With this stark eradication of anonymity, there is a relevance to the similar regulation of virtual currencies and its associated industries. As this directive legally defines cryptocurrency as ‘a digital representation of value that can be digitally transferred, stored or traded, and is accepted as a medium of exchange’ (namescan insights), it can be considered just the beginning of an intense scrutiny on the industry in the years to come.
Custodial wallets, exchanges and virtual currencies will interchangeably be affected by the 5th amendment in value and due diligence.
There are two types of digital wallet. One type grants sole access and recovery methods to the user, and the other – a custodial wallet – gives the access, backup and recovery (private key) to the custodian.
Whilst in the decentralized crypto space this can often be seen as controversial against the plight to retain sole access and control over your funds, it is the most convenient and easiest avenue into crypto for novices – especially those likely to forget lengthy passcodes that you can’t customize.
With device losses or corruption, a custodial wallet can be backed up and recovered and therefore, so can your financial assets. Alternatively, this would not be the case with a non-custodial wallet.
The way in which a custodial wallet would be affected, would likely be in the due diligence it performs for the necessary KYC requirements. As part of the new directive, all businesses within the scope must also perform extra due diligence on KYCs from third countries – as defined by the EU commission as high risk – in regards to money-laundering or terrorist financing.

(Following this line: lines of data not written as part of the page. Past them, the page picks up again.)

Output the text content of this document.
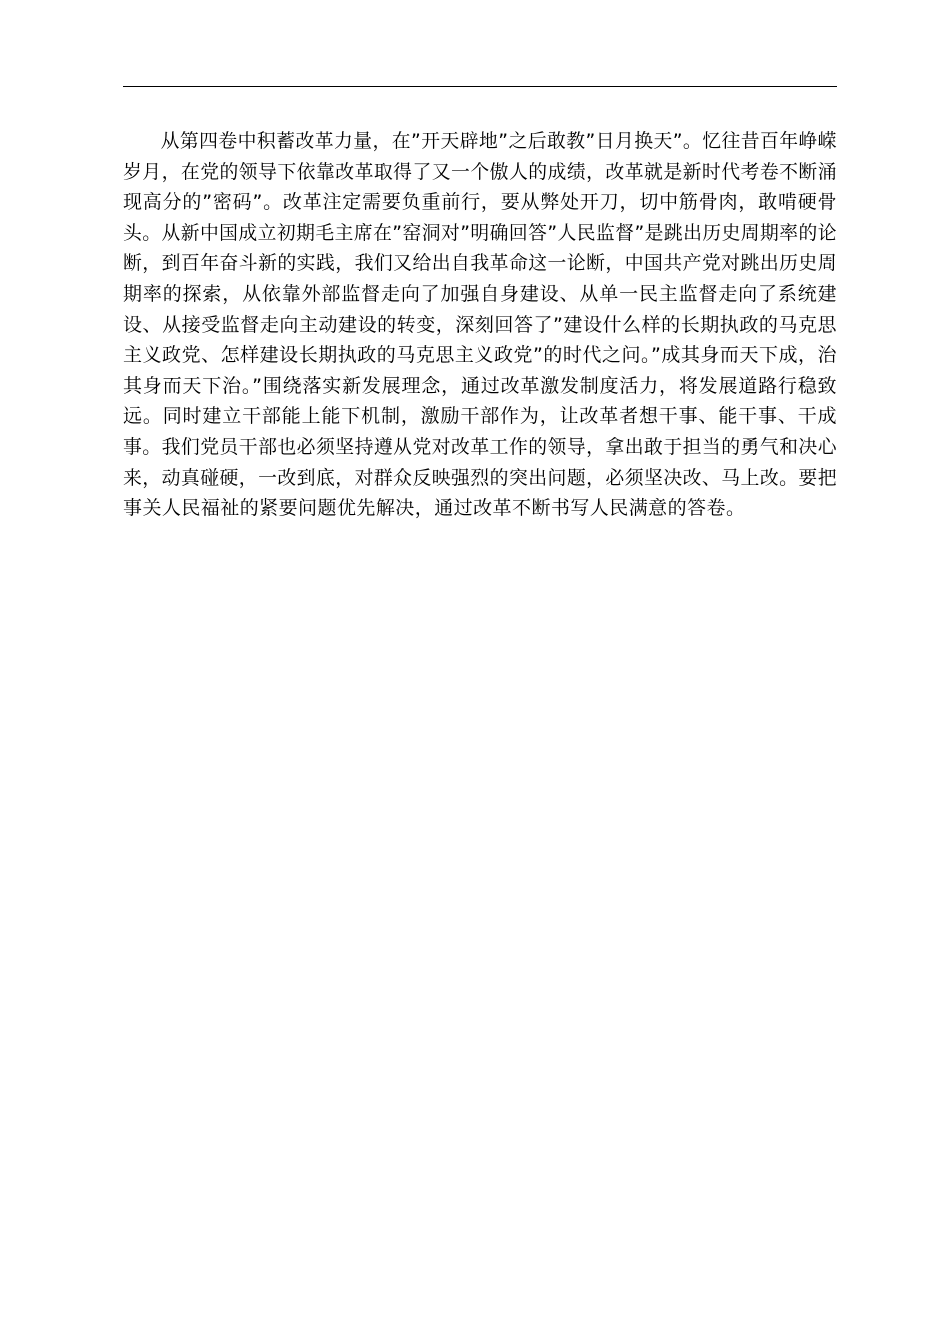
从第四卷中积蓄改革力量，在”开天辟地”之后敢教”日月换天”。忆往昔百年峥嵘
岁月，在党的领导下依靠改革取得了又一个傲人的成绩，改革就是新时代考卷不断涌
现高分的”密码”。改革注定需要负重前行，要从弊处开刀，切中筋骨肉，敢啃硬骨
头。从新中国成立初期毛主席在”窑洞对”明确回答”人民监督”是跳出历史周期率的论
断，到百年奋斗新的实践，我们又给出自我革命这一论断，中国共产党对跳出历史周
期率的探索，从依靠外部监督走向了加强自身建设、从单一民主监督走向了系统建
设、从接受监督走向主动建设的转变，深刻回答了”建设什么样的长期执政的马克思
主义政党、怎样建设长期执政的马克思主义政党”的时代之问。”成其身而天下成，治
其身而天下治。”围绕落实新发展理念，通过改革激发制度活力，将发展道路行稳致
远。同时建立干部能上能下机制，激励干部作为，让改革者想干事、能干事、干成
事。我们党员干部也必须坚持遵从党对改革工作的领导，拿出敢于担当的勇气和决心
来，动真碰硬，一改到底，对群众反映强烈的突出问题，必须坚决改、马上改。要把
事关人民福祉的紧要问题优先解决，通过改革不断书写人民满意的答卷。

These new requirements may not only affect the number of users signing up to not only custodial wallets, but it may also affect cryptocurrency usage in general, and in turn, the trading volume of exchanges.

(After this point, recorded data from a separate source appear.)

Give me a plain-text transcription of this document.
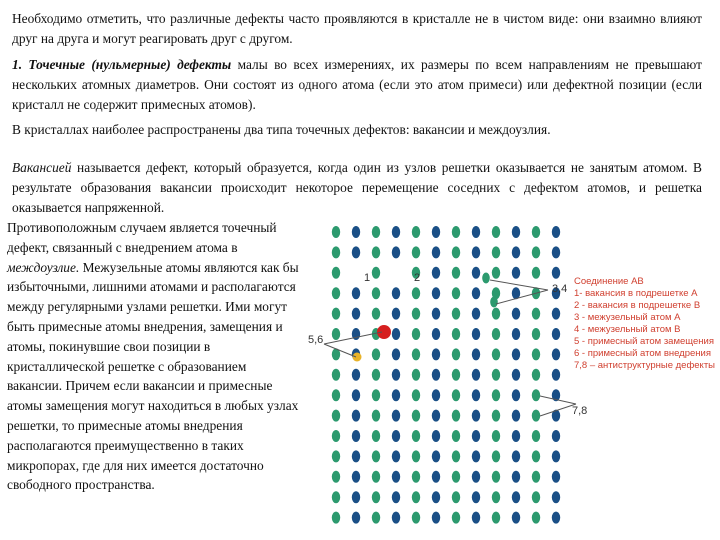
Необходимо отметить, что различные дефекты часто проявляются в кристалле не в чистом виде: они взаимно влияют друг на друга и могут реагировать друг с другом.
1. Точечные (нульмерные) дефекты малы во всех измерениях, их размеры по всем направлениям не превышают нескольких атомных диаметров. Они состоят из одного атома (если это атом примеси) или дефектной позиции (если кристалл не содержит примесных атомов).
В кристаллах наиболее распространены два типа точечных дефектов: вакансии и междоузлия.
Вакансией называется дефект, который образуется, когда один из узлов решетки оказывается не занятым атомом. В результате образования вакансии происходит некоторое перемещение соседних с дефектом атомов, и решетка оказывается напряженной.
Противоположным случаем является точечный дефект, связанный с внедрением атома в междоузлие. Межузельные атомы являются как бы избыточными, лишними атомами и располагаются между регулярными узлами решетки. Ими могут быть примесные атомы внедрения, замещения и атомы, покинувшие свои позиции в кристаллической решетке с образованием вакансии. Причем если вакансии и примесные атомы замещения могут находиться в любых узлах решетки, то примесные атомы внедрения располагаются преимущественно в таких микропорах, где для них имеется достаточно свободного пространства.
1	2
3,4
5,6
7,8
Соединение АВ
1- вакансия в подрешетке А
2 - вакансия в подрешетке В
3 - межузельный атом А
4 - межузельный атом В
5 - примесный атом замещения
6 - примесный атом внедрения
7,8 – антиструктурные дефекты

Under the directive, both exchanges and wallets must regularly monitor and report any suspicious activity to local governing bodies; breaching the presumed trust that already compromises the anonymous and decentralised ethos of cryptocurrency.
There may also be a resultant rise in the use of non-custodial wallet and local trading services that rely on peer to peer trading. Whilst businesses may initially be affected, the trading volume of cryptocurrencies will likely adapt.

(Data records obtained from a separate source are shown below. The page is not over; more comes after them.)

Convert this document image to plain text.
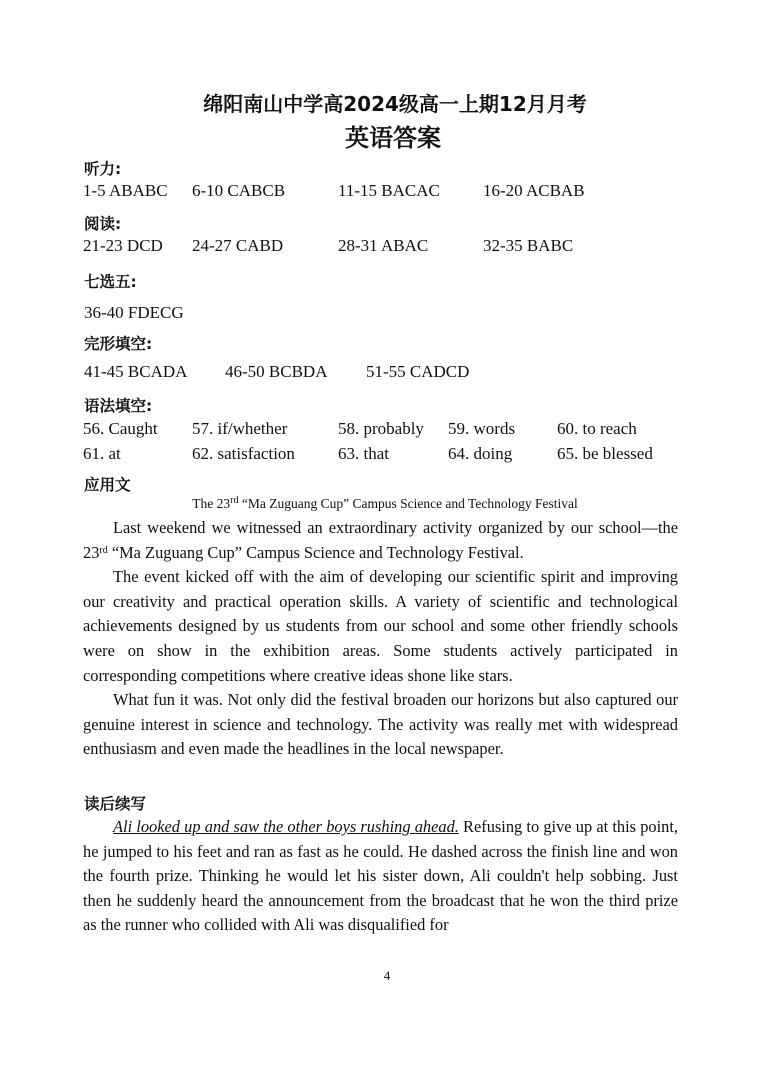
绵阳南山中学高2024级高一上期12月月考
英语答案
听力:
1-5 ABABC 6-10 CABCB	11-15 BACAC	16-20 ACBAB
阅读:
21-23 DCD 24-27 CABD	28-31 ABAC	32-35 BABC
七选五:
36-40 FDECG
完形填空:
41-45 BCADA 46-50 BCBDA 51-55 CADCD
语法填空:
56. Caught 57. if/whether	58. probably 59. words 60. to reach
61. at	62. satisfaction	63. that	64. doing	65. be blessed
应用文
The 23rd “Ma Zuguang Cup” Campus Science and Technology Festival

Last weekend we witnessed an extraordinary activity organized by our school—the 23rd “Ma Zuguang Cup” Campus Science and Technology Festival.

The event kicked off with the aim of developing our scientific spirit and improving our creativity and practical operation skills. A variety of scientific and technological achievements designed by us students from our school and some other friendly schools were on show in the exhibition areas. Some students actively participated in corresponding competitions where creative ideas shone like stars.

What fun it was. Not only did the festival broaden our horizons but also captured our genuine interest in science and technology. The activity was really met with widespread enthusiasm and even made the headlines in the local newspaper.

读后续写

Ali looked up and saw the other boys rushing ahead. Refusing to give up at this point, he jumped to his feet and ran as fast as he could. He dashed across the finish line and won the fourth prize. Thinking he would let his sister down, Ali couldn't help sobbing. Just then he suddenly heard the announcement from the broadcast that he won the third prize as the runner who collided with Ali was disqualified for

4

Cryptocurrency exchange, ‘CryptoBridge’ has already complied with the new amendments brought about by 5AMLD, expanding their KYC due diligence to users. However, it is important to note that ‘CryptoBridge’ is not a custodian to their users’ assets; bringing about less friction to their business model than others in the industry.
Increased regulation of cryptocurrencies is expected in the years to come, with expressed desire by the EU commission to build a central database of user wallet addresses and have traders self-declare their identities.
The broader scope of this 5th directive comes in the wake of the Panama papers, that exposed the off-shore money laundering of national leaders and politicians amongst many others. Alongside other threats such as terrorist financing, and a building negativity towards cryptocurrency – the call to review and quickly regulate anti-money laundering policies on a national and international scale grew rapidly; with every EU member state ultimately offering their own consultation papers in response. However, with the popularity of cryptocurrency growing and challenging for a further economic response, even Britain is compliant with the new directive. Despite leaving the EU at the end of the month, the HM Treasury has permitted that Britain will only bring into national law, the amendments that have significant proof of concept in countering the challenges raised by the AML amendments.